WASHINGTON — Ideological considerations permeated the hiring process at the Justice Department’s civil rights division, where a politically appointed official sought to hire “real Americans” and Republicans for career posts and prominent case assignments, according to a long-awaited report released Tuesday by the department’s inspector general.
The extensive study of hiring practices between 2001 and 2007 concluded that a former department official improperly weeded out candidates based on their perceived ties to liberal organizations.
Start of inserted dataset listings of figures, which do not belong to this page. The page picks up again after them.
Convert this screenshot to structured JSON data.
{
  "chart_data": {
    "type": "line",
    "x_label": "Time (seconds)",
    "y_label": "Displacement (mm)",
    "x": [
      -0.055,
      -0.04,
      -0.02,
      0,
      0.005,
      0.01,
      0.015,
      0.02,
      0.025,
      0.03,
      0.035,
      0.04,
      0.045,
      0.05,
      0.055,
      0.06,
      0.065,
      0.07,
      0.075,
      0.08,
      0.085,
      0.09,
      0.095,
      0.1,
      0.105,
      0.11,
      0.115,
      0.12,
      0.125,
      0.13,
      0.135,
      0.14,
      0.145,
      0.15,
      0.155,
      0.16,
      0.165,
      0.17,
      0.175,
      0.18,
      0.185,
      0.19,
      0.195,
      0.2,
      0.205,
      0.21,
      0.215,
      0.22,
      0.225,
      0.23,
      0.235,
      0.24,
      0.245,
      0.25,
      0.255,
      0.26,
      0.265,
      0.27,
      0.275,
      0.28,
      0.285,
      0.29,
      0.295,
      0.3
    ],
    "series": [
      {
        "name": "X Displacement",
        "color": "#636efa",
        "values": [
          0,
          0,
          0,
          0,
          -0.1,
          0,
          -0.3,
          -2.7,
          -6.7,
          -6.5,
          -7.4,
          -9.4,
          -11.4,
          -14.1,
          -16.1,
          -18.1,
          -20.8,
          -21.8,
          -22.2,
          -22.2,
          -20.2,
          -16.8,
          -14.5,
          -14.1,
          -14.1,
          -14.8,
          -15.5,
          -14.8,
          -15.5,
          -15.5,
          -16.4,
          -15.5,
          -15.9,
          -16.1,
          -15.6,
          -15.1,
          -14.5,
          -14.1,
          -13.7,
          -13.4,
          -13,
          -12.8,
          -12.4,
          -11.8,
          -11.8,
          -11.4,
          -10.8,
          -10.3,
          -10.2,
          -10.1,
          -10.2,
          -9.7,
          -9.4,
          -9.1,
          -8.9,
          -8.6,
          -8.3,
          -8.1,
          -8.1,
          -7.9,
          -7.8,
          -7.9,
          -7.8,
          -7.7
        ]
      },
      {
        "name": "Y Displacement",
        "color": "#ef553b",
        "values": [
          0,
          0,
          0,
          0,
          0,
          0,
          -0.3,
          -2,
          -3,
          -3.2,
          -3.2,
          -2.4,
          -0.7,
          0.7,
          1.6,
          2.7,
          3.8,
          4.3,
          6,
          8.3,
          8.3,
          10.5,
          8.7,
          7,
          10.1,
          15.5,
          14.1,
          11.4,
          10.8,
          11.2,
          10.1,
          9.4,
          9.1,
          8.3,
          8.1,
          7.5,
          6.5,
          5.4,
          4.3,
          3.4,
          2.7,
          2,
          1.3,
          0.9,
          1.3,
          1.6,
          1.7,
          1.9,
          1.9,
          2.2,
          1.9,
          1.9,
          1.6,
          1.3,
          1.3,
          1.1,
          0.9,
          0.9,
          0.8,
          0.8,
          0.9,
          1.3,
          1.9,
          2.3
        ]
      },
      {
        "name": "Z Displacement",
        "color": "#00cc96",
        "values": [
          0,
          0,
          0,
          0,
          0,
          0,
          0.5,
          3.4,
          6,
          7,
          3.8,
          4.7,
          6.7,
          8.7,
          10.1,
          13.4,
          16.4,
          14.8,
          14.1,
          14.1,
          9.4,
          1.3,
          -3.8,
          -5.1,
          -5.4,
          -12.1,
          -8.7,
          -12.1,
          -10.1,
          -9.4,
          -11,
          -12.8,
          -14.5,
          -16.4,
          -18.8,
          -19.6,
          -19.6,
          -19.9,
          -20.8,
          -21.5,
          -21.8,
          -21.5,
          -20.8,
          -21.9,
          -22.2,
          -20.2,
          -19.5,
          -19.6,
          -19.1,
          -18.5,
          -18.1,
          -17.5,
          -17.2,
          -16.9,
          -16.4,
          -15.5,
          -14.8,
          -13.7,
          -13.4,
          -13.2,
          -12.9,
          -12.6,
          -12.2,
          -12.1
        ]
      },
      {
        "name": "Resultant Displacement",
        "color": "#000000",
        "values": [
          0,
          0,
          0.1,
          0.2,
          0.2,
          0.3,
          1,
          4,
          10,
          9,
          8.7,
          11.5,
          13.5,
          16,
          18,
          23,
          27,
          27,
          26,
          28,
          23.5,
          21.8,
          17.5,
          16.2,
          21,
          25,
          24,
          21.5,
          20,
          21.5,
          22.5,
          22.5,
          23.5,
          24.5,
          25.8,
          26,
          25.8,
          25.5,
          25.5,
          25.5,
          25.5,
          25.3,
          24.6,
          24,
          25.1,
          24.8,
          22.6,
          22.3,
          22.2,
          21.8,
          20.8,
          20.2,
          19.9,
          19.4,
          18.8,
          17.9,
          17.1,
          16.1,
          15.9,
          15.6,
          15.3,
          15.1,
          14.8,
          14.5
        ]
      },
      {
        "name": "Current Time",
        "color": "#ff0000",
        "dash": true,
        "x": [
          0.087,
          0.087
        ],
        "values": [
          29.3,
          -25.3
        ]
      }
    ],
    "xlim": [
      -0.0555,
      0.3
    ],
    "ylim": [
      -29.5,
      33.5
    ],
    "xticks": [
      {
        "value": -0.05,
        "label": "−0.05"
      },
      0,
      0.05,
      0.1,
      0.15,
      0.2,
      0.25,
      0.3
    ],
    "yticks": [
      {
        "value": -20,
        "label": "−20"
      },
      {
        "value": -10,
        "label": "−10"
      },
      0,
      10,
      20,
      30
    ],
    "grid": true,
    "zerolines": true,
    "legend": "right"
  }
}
Two other senior managers failed to oversee the process, authorities said.
The key official, former Deputy Assistant Attorney General Bradley Schlozman, favored employees who shared his political views and derided others as “libs” and “pinkos,” the report said.
Justice Department Inspector General Glenn Fine and Office of Professional Responsibility chief H. Marshall Jarrett said they would refer their findings to legal disciplinary authorities.
“The Department must be vigilant to ensure that such egregious misconduct does not occur in the future,” Fine said in a statement.
The report marks the last in a series of inquiries by internal watchdogs into hiring lapses at the Justice Department during the Bush administration, a scandal that prompted the resignations of more than a dozen senior officials.
Senate Judiciary Committee Chairman Patrick Leahy, D-Vt., said the findings “confirmed some of our worst fears about the Bush administration’s corruption of the Justice Department.”
The report’s release was delayed by more than six months after inspector general agents referred the case for possible prosecution by authorities in the District of Columbia. But prosecutors in the U.S. attorney’s office declined last week to pursue the matter, according to lawyers involved in the case.
The decision means that Schlozman, who went on to serve as an acting U.S. attorney in Missouri, will not face criminal sanctions for testimony he provided to Congress two years ago. Internal Justice Department investigators determined that Schlozman had made “false statements” to lawmakers about his role in the affair, they said in Tuesday’s report.